1. perricone md markasının kurucusu, dermatolog.
kendisinin adını duymam üniversitenin ilk senesine denk geliyor sanırım, bir siteden 'Face Finishing Moisturizer'ını almıştım. gece sürüp sabah kalktığımda cildimin bayagi aydınlanmış ve lekelerimin hafiflediği görüp şoka girmiştim. ilerleyen günlerde krem ilk günkü etkiyi vermeyi bıraktı, ancak ben markayı yakından incelemeye devam ettim.
araştırma isteğim dürttüğünden üniversite kütüphanesinde kendisinin kitapları var mı diye bakmıştım sonrasında. varmış. yanlış hatırlamıyorsam "the wrinkle cure" kitabını okudum, kendisi maşallah yazıp durmuş, karıştırıyor olabilirim. kendisinin üzerinde basa basa durduğu 3 ana konu vardı:
1. şeker tüketimi cildi yaşlandırıyor, aynı zamanda kanser hücrelerini besliyor. bunu engelleyebilmek için şeker tüketimini minimuma indirin.
2. kahve yerine yeşil çayı seçin; yeşil çay güçlü bir antioksidandır. (bu noktada fazla kahve tüketiminin araştırma ile bulunmuş birkaç zararından bahsediyordu, ancak hatırlamıyorum nelerdi.)
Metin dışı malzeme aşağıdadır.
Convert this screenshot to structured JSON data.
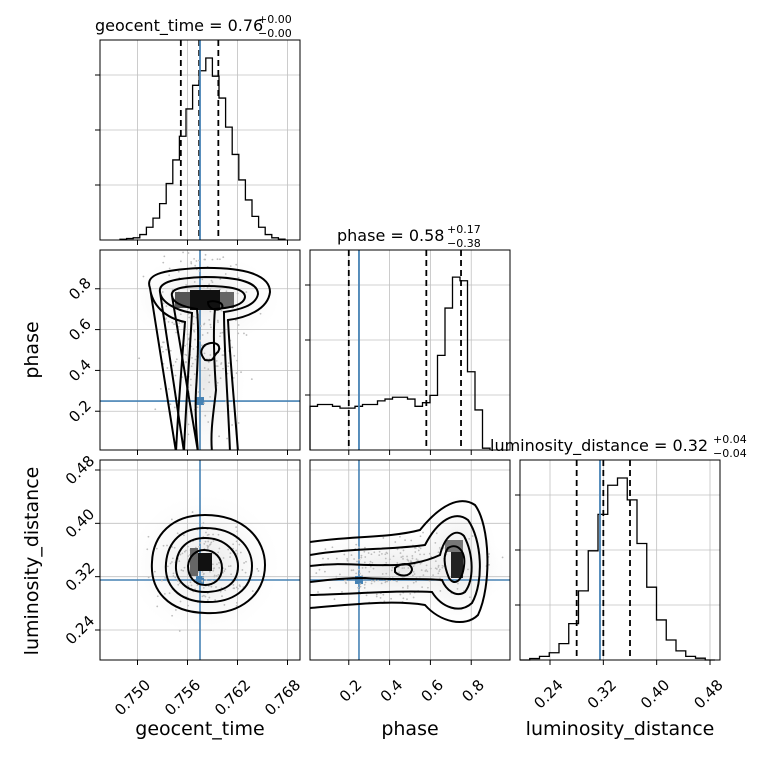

3. balık tüketimi. omega 3. balık. omega. (bu adam tam bir balık delisi, bazı ürünlerinde balık kokusu vardır hatta. birkaç hastasına birkaç hafta boyunca her gün ve neredeyse her öğün somon vs. yediriyordu kitapta, öncesi sonrası fotoğrafları vardı. özellikle yağlı balık tüketiminin cilt elastikiyetini artırdığından, yaşlanmaya karşı güçlü bir silah olduğundan bahsediyordu.)
benim yorumum: şeker konusunda ekleyebileceğim bir şey yok, çürütülmesi zor bir şekilde zararları kanıtlanıyor sürekli. ben kahveyi çok tüketen bir insan değilim, matcha çayını severek içiyorum onun yerine. gelelim balığa, somona. perricone dede türkiye'de insanlar ekmek arası bulgur yiyecek yakında ne somonu ya. balık tüketmiyoruz, tüketemiyoruz maalesef. ben ayda 2-3 yiyorum ancak, yalan yok. ancak güvendiğim bir markadan aldığım balık yağını diyetimden eksik etmem, bir süre kullanmasam genel olarak kötü hissederim. gerçek besinin yerini tutmasa da, elimden gelen bu şimdilik.